Reviewed by Dr. Jasmine Singh
Giuliano AE et al. JAMA. 2017 Sep; 318(10): 918-926
The American College of Surgeons Oncology Group Z0011 (Z0011) trial previously established the safety of omitting routine axillary lymph node dissection (ALND) in women with early-stage breast cancer (T1 or T2), no palpable axillary adenopathy, and one or two metastatic sentinel lymph nodes. This study provided extended 10-year surveillance of this patient population.
856 patients across multiple medical centers were included in the trial and enrolled from 1999 to 2004, with 446 in the SLND (sentinel lymph node dissection) alone group and 445 in the ALND group. Estrogen and progesterone receptor status of patients in ALND and SLND groups is provided in table 1. The 10-year overall survival was 86.3% in the SLND group and 83.6% in the ALND group (HR, 0.85 [1-sided 95% CI, 0-1.16]; non-inferiority P = .02). The 10-year disease-free survival was 80.2% in the SLND alone group and 78.2% in the ALND group (HR, 0.85 [95%CI, 0.62-1.17]; P = .32). Non-inferiority between the two groups remained present regardless of hormone receptor positivity status. Between years 5 and 10, there was 1 regional recurrence in the SLND but none in the ALND group. However, the 10-year regional recurrence rate did not have a significant difference between the groups.

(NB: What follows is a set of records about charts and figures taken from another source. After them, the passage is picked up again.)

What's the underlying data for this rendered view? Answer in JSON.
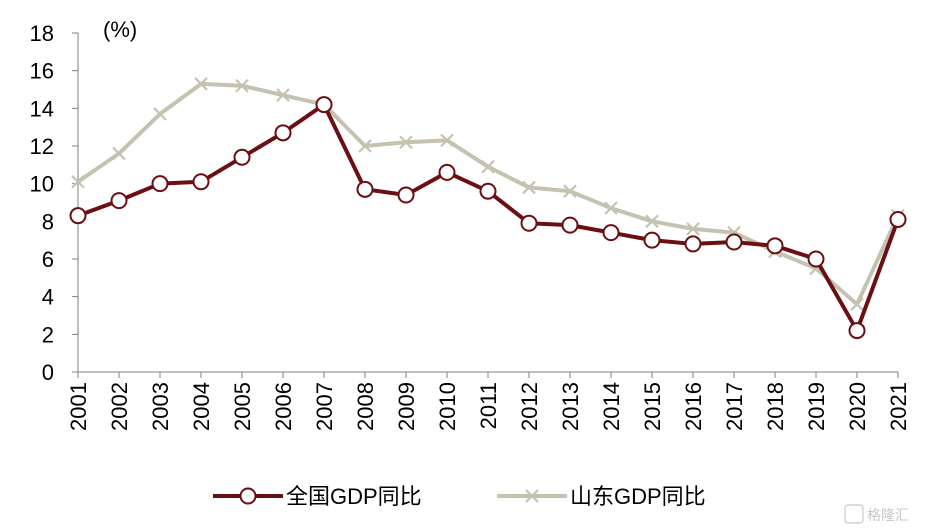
{
  "chart_data": {
    "type": "line",
    "title": "",
    "xlabel": "",
    "ylabel": "",
    "y_unit": "(%)",
    "ylim": [
      0,
      18
    ],
    "yticks": [
      0,
      2,
      4,
      6,
      8,
      10,
      12,
      14,
      16,
      18
    ],
    "grid": false,
    "legend_position": "bottom",
    "categories": [
      "2001",
      "2002",
      "2003",
      "2004",
      "2005",
      "2006",
      "2007",
      "2008",
      "2009",
      "2010",
      "2011",
      "2012",
      "2013",
      "2014",
      "2015",
      "2016",
      "2017",
      "2018",
      "2019",
      "2020",
      "2021"
    ],
    "series": [
      {
        "name": "全国GDP同比",
        "color": "#6b0f12",
        "marker": "open-circle",
        "values": [
          8.3,
          9.1,
          10.0,
          10.1,
          11.4,
          12.7,
          14.2,
          9.7,
          9.4,
          10.6,
          9.6,
          7.9,
          7.8,
          7.4,
          7.0,
          6.8,
          6.9,
          6.7,
          6.0,
          2.2,
          8.1
        ]
      },
      {
        "name": "山东GDP同比",
        "color": "#c5c2b1",
        "marker": "x",
        "values": [
          10.1,
          11.6,
          13.7,
          15.3,
          15.2,
          14.7,
          14.2,
          12.0,
          12.2,
          12.3,
          10.9,
          9.8,
          9.6,
          8.7,
          8.0,
          7.6,
          7.4,
          6.4,
          5.5,
          3.6,
          8.3
        ]
      }
    ]
  },
  "watermark": {
    "text": "格隆汇"
  }
}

Before the initial Z0011 trial was published, there was a general consensus that ALND is necessary to control regional breast cancer in patients with metastases to sentinel lymph nodes. ALND is not without morbidity. Adverse effects include, but are not limited to, wound infections, lymphedema, and paresthesias. With the advent of SLND we thus see an example of de-escalation of care leading to a non-inferior effect on survival and likely also improving quality of life for this patient population.
The initial study had a median follow up of 6.3 years. The majority of these patients had hormone receptor positive tumors which have high risk of long-term recurrence, including after 5 years of initial presentation. One major criticism of the original study was thus the lack of late follow-up, which may detect future disease recurrence and death. The 10-year surveillance outcomes support previous conclusions that ALND is not necessary for survival benefit but instead a breast conserving approach with SLND is appropriate in patients with positive sentinel lymph nodes. These conclusions apply even to women in late recurring, hormone receptor positive tumors.

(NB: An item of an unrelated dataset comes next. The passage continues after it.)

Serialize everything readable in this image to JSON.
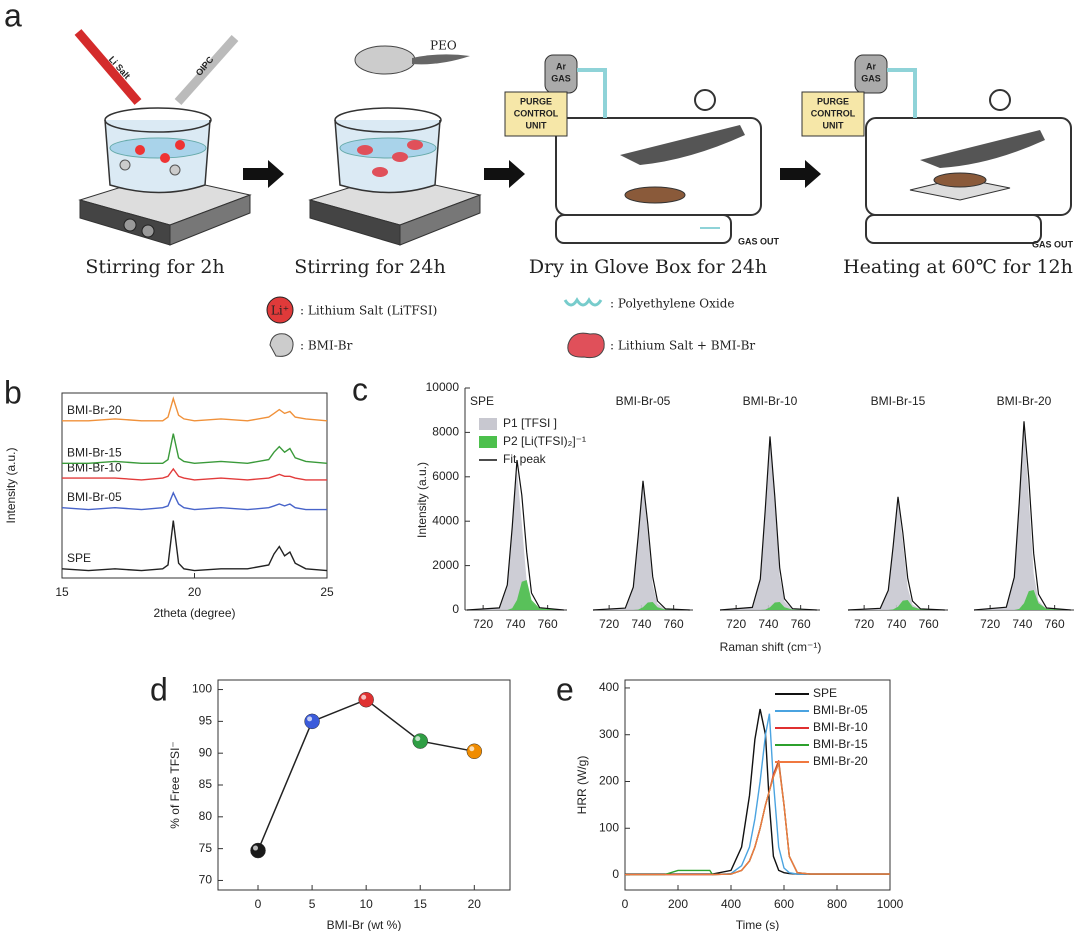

One major limitation of the study is the significant amount of women lost to follow-up (166/856, 19.4%). The data for these patients was censored and not included to determine survival outcomes. However, if a large proportion of these women were located and found to have an outcome of locoregional or systemic recurrence, or even death, it could skew outcomes. It should also be recognized that during surgical treatment of patients, a larger number of micrometastases in sentinel lymph nodes were found in the SLND group as opposed to the ALND group (44.8% vs 37.5). Further long-term surveillance is needed to determine how this would affect survival and outcomes.